Crate baracuda_types

Expand description

Shared type vocabulary for the baracuda CUDA stack.

This crate contains only pure-data types — no I/O, no libloading, no runtime machinery. It’s intended to be a cheap dependency for any crate (including user-authored CUDA wrappers) that wants to speak baracuda’s type vocabulary without pulling in the loader infrastructure.

§Modules

numeric — Half, BFloat16, Complex32, Complex64.
device_repr — the DeviceRepr trait marking ABI-stable types.
kernel_arg — the KernelArg trait for marshalling kernel arguments.
version — CudaVersion and the Feature enum with supports.
status — the CudaStatus trait every library’s status enum implements.
stream_mode — the StreamMode enum (Legacy vs PerThread default streams).

§Examples

Round-trip a value through Half (IEEE 754 binary16):

use baracuda_types::Half;

let h = Half::from_f32(1.5);
assert_eq!(h.to_bits(), 0x3E00);
assert_eq!(h.to_f32(), 1.5);

Round-trip a value through BFloat16 (top 16 bits of an f32):

use baracuda_types::BFloat16;

let b = BFloat16::from_f32(1.5);
// 1.5 = 0x3FC0_0000 in f32; bf16 takes the top 16 bits = 0x3FC0.
assert_eq!(b.to_bits(), 0x3FC0);
assert_eq!(b.to_f32(), 1.5);

Build and conjugate a Complex32:

use baracuda_types::Complex32;

let z = Complex32::new(3.0, 4.0);
assert_eq!(z.norm_sqr(), 25.0); // 3² + 4²
let zc = z.conj();
assert_eq!(zc.re, 3.0);
assert_eq!(zc.im, -4.0);

The DeviceRepr trait is a compile-time marker for types that are safe to expose to a CUDA kernel.

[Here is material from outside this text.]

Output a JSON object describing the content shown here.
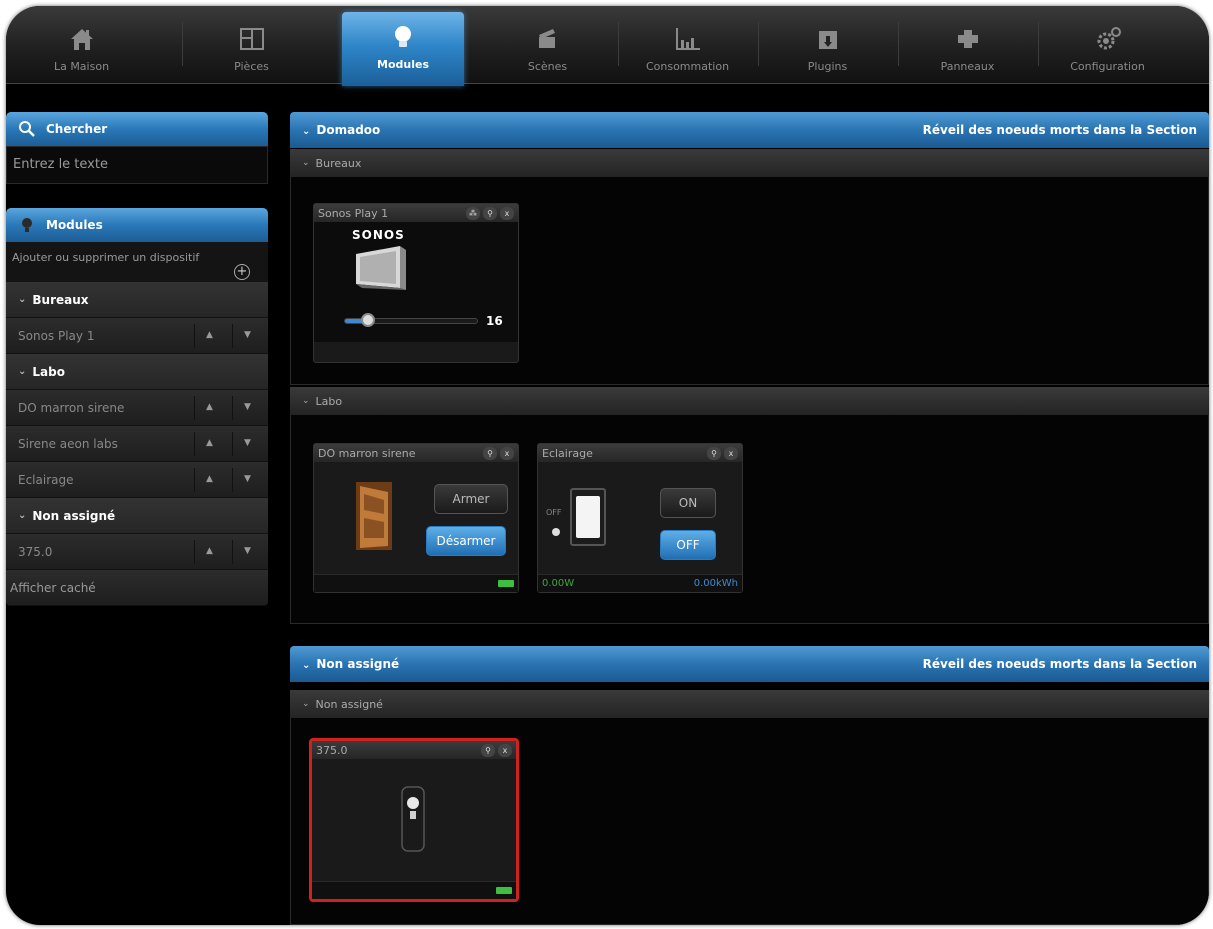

It is implemented for primitives, the numeric helpers above, fixed-size arrays, and small tuples:

use baracuda_types::{BFloat16, Complex32, DeviceRepr, Half};

fn assert_kernel_safe<T: DeviceRepr>() {}

assert_kernel_safe::<f32>();
assert_kernel_safe::<Half>();
assert_kernel_safe::<BFloat16>();
assert_kernel_safe::<Complex32>();
assert_kernel_safe::<[u8; 16]>();

Re-exports§

pub use device_repr::DeviceRepr;
pub use host_slice::HostSlice;
pub use kernel_arg::KernelArg;
pub use numeric::BFloat16;
pub use numeric::Complex32;
pub use numeric::Complex64;
pub use numeric::Half;
pub use status::CudaStatus;
pub use stream_mode::StreamMode;
pub use version::supports;
pub use version::CudaVersion;
pub use version::Feature;
pub use zero_bits::ValidAsZeroBits;

Modules§

device_repr: The DeviceRepr marker trait: types with a stable, ABI-compatible layout suitable for being laid out in GPU-visible memory.
external_impls: Third-party type integrations.
host_slice: HostSlice — generic abstraction over “things that are a slice of T”.
kernel_arg: The KernelArg trait: a uniform way to hand values to cuLaunchKernel / cudaLaunchKernel, which expect void** — an array of pointers to each argument.
numeric: Numeric types used across the CUDA stack.
status: A uniform interface every NVIDIA-library status/return-code enum implements.
stream_mode: The default-stream semantics switch.
version: CUDA version identifier + feature-gating enum.
zero_bits: ValidAsZeroBits — safety marker for zero-initializable types.